The processing device is further configured to store the data information of the user lighting preferences for generating a decision scheme for light source control.

2. The illumination system of claim 1, wherein the acquisition device comprises a first acquisition device and a second acquisition device;

The first acquisition equipment acquires the environmental parameters of the first position, the second acquisition equipment acquires the environmental parameters of the second position, the environmental parameters of the second position are compared with the environmental parameters of the first position, calibration feedback is carried out, and the light source is adjusted until the environmental parameters of the second position are adjusted to be within an error tolerance range with the environmental parameters of the first position.

3. The illumination system of claim 1, wherein the third acquisition device comprises:

The first sensor is used for collecting movement information of eyeballs and eyelid of a user;

The second sensor is used for collecting physical dynamic parameters of a user in real time, wherein the physical dynamic parameters comprise heart rate, blood pressure, body temperature and sweat gland secretion;

And the third sensor is used for collecting the brain electrical activity information of the user.

4. The lighting system of claim 1, wherein the processing device is further configured to receive and store user account data;

the processing device is further used for selecting a lighting scheme which accords with user preference from historically generated decision schemes controlled by the light sources according to user account data.

5. The lighting system of claim 1, wherein the acquisition device is a wearable device for wearing on a user.

6. The illumination system of claim 1, wherein the light source comprises:

At least one array of light sheets;

And the steering control part is arranged on the back surface of the lamp sheet array and controls the lamp sheet array to adjust and rotate in multiple dimensions.

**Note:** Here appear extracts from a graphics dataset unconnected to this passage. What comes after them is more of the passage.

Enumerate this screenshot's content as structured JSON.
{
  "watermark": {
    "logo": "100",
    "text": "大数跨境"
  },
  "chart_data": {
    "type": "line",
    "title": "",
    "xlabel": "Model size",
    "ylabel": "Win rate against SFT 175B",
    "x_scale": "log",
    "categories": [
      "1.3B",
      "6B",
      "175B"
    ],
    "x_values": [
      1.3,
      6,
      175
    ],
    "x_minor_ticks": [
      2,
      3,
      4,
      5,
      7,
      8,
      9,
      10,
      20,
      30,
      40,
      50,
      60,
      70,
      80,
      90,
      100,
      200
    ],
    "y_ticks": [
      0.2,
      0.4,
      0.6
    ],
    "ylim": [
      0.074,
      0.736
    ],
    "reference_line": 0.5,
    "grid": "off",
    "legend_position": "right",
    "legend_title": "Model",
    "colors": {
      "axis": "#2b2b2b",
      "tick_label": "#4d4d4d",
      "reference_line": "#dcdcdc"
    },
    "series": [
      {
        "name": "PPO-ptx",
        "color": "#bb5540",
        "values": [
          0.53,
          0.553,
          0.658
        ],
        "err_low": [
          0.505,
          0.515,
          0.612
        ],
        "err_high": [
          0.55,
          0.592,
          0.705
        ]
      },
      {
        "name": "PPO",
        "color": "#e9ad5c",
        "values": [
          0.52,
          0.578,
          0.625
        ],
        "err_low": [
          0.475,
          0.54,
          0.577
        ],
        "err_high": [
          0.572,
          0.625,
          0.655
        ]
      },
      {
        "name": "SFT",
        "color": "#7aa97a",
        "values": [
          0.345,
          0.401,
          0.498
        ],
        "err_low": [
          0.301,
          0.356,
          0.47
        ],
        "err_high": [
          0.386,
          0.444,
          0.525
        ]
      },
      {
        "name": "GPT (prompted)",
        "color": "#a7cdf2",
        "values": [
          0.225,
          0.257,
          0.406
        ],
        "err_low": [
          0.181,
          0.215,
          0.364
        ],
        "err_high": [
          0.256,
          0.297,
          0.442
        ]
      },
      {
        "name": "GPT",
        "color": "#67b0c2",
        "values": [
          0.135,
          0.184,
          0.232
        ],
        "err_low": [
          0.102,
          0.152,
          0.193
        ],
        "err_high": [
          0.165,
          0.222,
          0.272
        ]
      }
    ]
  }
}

7. The illumination system of claim 6 wherein the array of light tiles has a plurality of light emitting units thereon that control their spectral parameters and light exit angles, each light emitting unit being independently controlled.

8. The utility model provides an thing networking control system which characterized in that includes:

the lighting system of any one of claims 1-7;

And the peripheral equipment is used for receiving the control instruction sent by the control equipment and executing corresponding operation according to the control instruction.